Continuing its scrutiny of the credit reporting industry, the Consumer Financial Protection Bureau reported on December 13 that customers of the “big three” credit-reporting bureaus disputed more than 32 million items in their credit files, with reports of debts under collection triggering the lion’s share of the protests.

Equifax Information Services LLC; Experian Information Solutions Inc.; and TransUnion LLC resolved an average of 15 percent of consumer disputes internally. The rest were referred back to the data furnisher — the bank or credit card company or other entity that provided the disputed information, the CFPB said.

However, the agency found that “documentation consumers mailed in to support their cases may not be getting passed on to the data furnishers for them to properly investigate and report back to the credit reporting company.”

No enforcement actions were announced, but CFPB director Richard Cordray said during a conference call with reporters that the report “establishes a baseline knowledge about the industry as we embark on our regulatory and supervisory mission.”

He continued: “Given our supervisory role over many of the providers and distributors of credit report information, we can play a positive role in resolving accuracy issues and other risks to consumers within the system. And given our enforcement authorities, we can make sure that consumer financial laws are being followed.”

The three credit bureaus each have more than 200 million files on consumers, generating credit reports — and three-digit scores — that businesses use to grant credit and set interest rates for loans.

The CFPB found that more than half of the account information for consumers comes from credit card companies. More than 40 percent of the disputes relate to debt in collections, and such debt is five times more likely to be disputed than mortgage information. Although consumers are entitled to a free annual copy of their credit reports, the CFPB found that fewer than one in five people take advantage of this right.

Before the creation of the CFPB by the Dodd-Frank Act, consumer credit reporting companies were not supervised at the federal level. In July, the CFPB issued a final rule outlining its authority to supervise the companies.
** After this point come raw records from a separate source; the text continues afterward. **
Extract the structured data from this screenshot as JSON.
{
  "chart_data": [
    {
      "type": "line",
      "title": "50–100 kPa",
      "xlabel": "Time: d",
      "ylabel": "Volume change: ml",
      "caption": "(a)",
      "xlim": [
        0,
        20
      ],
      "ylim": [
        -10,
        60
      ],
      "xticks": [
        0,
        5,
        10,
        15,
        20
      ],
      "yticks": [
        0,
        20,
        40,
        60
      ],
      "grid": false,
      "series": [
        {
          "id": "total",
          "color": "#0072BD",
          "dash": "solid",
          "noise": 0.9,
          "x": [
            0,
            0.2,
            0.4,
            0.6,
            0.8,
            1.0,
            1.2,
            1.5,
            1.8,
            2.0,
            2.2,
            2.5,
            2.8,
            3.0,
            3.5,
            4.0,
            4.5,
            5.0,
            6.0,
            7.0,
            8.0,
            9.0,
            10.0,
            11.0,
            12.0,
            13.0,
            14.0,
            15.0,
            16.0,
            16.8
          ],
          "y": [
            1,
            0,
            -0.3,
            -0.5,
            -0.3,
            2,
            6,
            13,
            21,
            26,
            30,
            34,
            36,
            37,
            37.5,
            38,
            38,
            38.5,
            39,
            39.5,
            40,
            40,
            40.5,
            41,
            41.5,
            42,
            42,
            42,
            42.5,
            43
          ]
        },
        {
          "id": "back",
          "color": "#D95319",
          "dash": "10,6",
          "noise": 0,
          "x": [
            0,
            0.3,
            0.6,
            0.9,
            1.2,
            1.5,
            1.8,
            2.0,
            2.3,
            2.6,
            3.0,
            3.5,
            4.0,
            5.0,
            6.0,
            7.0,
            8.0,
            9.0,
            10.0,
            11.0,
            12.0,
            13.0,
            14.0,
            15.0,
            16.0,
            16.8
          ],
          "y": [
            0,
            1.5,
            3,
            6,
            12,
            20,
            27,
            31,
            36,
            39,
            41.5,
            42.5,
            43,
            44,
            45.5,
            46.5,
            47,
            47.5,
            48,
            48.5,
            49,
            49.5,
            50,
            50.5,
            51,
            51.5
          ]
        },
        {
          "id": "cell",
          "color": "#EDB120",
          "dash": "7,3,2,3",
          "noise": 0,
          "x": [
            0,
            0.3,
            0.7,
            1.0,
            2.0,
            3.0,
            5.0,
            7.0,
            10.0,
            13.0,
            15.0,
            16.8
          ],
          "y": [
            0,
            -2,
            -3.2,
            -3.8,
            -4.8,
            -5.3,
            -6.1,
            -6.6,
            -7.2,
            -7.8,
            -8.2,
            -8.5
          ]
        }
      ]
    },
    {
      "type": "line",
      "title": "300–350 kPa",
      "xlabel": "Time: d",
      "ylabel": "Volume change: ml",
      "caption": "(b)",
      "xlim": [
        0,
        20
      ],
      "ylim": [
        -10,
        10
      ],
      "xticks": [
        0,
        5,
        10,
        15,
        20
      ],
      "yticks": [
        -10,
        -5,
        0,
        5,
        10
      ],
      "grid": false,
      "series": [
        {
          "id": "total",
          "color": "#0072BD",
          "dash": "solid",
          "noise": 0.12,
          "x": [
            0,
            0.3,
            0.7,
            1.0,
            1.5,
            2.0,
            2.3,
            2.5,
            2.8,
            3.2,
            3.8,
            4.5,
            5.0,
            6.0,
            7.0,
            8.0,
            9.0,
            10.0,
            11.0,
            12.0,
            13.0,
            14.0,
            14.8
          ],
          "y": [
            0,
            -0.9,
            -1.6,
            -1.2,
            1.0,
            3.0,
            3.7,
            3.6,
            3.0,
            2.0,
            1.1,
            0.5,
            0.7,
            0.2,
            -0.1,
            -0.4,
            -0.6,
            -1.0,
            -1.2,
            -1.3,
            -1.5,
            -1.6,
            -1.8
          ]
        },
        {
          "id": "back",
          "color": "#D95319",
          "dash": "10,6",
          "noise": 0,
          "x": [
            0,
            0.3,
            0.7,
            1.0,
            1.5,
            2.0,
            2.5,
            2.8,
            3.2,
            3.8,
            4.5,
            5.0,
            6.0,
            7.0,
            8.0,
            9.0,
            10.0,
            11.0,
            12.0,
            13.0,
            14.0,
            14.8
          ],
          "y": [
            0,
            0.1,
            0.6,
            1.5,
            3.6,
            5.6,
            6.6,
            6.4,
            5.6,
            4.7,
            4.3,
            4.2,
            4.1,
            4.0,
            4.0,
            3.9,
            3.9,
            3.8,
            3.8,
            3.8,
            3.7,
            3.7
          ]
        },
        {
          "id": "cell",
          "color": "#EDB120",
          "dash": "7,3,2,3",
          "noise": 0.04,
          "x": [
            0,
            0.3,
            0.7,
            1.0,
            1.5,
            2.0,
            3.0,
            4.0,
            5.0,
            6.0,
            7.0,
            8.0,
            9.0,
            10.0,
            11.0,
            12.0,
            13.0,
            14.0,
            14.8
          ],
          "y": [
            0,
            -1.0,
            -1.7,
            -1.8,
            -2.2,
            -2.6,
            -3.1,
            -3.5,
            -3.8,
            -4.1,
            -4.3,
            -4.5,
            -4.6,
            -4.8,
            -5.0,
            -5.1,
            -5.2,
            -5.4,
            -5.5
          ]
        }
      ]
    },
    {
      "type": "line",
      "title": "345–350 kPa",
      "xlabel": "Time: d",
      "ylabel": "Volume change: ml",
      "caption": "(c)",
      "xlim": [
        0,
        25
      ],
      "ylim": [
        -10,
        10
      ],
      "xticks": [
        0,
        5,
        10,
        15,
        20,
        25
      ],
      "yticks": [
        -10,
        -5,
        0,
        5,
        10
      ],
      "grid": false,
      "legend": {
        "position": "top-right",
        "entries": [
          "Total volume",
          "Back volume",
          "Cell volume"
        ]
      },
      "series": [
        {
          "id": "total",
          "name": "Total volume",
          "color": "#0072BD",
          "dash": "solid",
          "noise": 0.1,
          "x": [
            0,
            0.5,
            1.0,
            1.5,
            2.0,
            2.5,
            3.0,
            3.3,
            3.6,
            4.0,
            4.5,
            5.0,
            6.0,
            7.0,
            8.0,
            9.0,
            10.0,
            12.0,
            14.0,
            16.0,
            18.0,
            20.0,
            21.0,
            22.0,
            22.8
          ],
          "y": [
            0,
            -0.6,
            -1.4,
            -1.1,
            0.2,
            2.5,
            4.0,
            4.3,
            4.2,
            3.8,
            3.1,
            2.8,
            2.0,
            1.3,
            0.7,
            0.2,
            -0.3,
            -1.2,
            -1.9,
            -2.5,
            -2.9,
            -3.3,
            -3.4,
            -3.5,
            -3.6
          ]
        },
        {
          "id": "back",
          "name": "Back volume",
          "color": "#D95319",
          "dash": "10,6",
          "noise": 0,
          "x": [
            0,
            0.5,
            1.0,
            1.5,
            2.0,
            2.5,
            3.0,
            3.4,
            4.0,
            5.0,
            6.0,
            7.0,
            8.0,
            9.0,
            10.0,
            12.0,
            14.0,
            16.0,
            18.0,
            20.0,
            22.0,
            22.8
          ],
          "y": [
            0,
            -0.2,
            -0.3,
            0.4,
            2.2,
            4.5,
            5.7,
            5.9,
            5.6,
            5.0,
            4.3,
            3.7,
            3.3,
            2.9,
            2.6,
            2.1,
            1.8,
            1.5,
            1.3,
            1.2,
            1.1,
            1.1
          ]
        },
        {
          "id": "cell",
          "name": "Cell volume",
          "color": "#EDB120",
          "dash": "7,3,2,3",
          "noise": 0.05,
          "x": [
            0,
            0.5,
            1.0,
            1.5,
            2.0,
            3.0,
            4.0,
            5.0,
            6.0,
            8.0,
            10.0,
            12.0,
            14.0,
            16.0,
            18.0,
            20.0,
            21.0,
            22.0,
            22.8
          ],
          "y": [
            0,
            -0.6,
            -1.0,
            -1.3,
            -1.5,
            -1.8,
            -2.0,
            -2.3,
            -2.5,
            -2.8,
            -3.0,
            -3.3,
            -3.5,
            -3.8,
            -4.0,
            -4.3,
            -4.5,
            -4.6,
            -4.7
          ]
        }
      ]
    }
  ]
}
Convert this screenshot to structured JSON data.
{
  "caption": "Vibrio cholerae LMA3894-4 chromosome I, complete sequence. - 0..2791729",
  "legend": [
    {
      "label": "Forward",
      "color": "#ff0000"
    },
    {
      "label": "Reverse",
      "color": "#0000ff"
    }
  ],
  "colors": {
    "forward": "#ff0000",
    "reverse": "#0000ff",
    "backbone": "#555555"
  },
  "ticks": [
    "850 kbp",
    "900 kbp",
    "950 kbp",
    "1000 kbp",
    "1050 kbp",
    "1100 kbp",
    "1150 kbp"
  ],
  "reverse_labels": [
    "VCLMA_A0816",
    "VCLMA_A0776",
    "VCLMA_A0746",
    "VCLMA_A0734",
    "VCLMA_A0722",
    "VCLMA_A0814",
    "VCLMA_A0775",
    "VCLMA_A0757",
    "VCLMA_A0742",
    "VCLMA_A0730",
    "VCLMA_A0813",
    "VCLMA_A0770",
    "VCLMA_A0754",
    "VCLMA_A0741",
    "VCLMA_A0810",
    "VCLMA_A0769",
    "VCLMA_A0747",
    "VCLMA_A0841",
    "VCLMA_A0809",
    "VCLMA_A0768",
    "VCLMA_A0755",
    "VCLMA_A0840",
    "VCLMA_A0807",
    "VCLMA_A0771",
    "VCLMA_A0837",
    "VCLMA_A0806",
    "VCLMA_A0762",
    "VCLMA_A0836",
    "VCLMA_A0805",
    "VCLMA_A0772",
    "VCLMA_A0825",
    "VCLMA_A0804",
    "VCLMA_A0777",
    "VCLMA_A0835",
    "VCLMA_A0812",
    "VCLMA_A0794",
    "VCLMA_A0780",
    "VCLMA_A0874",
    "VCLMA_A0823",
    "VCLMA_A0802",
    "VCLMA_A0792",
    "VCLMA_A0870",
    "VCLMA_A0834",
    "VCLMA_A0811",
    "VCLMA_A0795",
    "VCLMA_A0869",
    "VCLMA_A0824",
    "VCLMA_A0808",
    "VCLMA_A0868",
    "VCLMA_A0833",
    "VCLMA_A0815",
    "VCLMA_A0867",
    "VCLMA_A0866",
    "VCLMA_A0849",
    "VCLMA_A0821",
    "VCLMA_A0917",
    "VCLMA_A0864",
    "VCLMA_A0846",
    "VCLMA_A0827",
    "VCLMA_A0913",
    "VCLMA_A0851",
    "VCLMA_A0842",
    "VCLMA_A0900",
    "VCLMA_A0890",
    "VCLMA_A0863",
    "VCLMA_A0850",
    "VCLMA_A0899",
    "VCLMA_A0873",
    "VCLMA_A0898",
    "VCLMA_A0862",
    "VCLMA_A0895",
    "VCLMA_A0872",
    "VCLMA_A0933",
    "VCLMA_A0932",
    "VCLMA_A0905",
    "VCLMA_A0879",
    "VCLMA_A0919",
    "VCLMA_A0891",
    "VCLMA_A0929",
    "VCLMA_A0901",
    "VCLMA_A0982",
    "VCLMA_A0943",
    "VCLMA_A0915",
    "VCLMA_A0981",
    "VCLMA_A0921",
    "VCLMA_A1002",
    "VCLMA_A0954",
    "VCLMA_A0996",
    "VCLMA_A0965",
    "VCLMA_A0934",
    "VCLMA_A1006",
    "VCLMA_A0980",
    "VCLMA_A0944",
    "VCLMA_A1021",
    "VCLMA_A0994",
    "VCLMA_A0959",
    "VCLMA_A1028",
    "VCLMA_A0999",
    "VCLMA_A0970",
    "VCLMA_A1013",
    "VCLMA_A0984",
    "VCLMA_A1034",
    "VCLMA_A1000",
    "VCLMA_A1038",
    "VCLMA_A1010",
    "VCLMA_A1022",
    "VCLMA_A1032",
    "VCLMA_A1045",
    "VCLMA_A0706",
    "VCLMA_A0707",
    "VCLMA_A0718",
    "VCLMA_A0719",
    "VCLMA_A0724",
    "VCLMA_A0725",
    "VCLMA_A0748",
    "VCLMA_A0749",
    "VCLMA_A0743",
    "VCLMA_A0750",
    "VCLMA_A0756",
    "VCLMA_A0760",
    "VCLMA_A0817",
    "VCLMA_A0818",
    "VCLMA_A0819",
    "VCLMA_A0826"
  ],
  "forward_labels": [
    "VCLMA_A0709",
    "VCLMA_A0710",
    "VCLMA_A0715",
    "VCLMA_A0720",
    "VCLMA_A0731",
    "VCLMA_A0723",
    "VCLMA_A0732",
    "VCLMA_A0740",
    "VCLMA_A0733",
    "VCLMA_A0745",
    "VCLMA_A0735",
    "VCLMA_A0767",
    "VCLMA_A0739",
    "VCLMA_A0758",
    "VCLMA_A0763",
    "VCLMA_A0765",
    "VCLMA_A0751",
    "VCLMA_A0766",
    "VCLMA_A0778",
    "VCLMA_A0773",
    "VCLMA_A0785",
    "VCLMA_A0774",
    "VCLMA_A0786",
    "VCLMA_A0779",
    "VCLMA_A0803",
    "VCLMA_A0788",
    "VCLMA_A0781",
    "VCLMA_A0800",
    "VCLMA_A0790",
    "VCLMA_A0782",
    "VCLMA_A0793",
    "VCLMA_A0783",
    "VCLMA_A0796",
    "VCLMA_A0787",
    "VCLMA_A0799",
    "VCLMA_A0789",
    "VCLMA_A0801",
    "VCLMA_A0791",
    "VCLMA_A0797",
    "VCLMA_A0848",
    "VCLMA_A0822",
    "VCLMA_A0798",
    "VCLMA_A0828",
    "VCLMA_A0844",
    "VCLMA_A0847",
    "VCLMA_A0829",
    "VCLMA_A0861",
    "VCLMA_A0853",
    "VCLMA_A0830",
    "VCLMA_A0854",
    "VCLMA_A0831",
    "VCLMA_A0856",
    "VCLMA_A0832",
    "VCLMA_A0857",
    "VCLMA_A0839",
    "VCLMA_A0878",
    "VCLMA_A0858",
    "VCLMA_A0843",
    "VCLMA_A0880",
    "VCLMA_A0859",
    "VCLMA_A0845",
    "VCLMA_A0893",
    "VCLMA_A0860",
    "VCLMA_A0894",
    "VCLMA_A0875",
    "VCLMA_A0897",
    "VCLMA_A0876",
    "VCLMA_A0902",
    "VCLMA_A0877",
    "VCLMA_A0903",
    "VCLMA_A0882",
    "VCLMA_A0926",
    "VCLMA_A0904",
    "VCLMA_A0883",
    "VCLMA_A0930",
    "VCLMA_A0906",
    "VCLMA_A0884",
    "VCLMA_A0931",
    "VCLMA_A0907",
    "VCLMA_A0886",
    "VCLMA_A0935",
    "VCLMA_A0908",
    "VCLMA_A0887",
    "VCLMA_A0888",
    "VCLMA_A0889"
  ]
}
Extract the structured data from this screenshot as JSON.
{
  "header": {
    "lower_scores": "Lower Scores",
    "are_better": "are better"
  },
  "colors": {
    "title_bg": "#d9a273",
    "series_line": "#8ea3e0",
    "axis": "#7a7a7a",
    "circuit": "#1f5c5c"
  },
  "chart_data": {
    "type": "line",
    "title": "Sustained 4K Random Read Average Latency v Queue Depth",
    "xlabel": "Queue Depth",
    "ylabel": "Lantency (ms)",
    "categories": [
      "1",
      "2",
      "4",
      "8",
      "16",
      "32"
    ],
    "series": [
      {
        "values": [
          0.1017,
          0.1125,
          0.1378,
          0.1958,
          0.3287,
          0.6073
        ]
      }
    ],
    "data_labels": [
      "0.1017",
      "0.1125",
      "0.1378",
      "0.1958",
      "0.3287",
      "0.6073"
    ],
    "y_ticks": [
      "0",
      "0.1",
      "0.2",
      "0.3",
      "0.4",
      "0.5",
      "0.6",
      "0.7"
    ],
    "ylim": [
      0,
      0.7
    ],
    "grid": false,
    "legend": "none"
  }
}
In September, it detailed the procedures it will use to examine them.

Also in September, the CFPB released a study that compared credit scores sold to creditors and those sold to consumers, and found the scores differed significantly about 20 percent of the time.

In late November, the CFPB took aim at smaller credit reporting agencies that specialize in information related to consumers’ check-writing, medical payments, tenancy, employment or insurance claims. The agency sent warning letters to six companies for failing to ensure that consumers have easy access to their credit reports.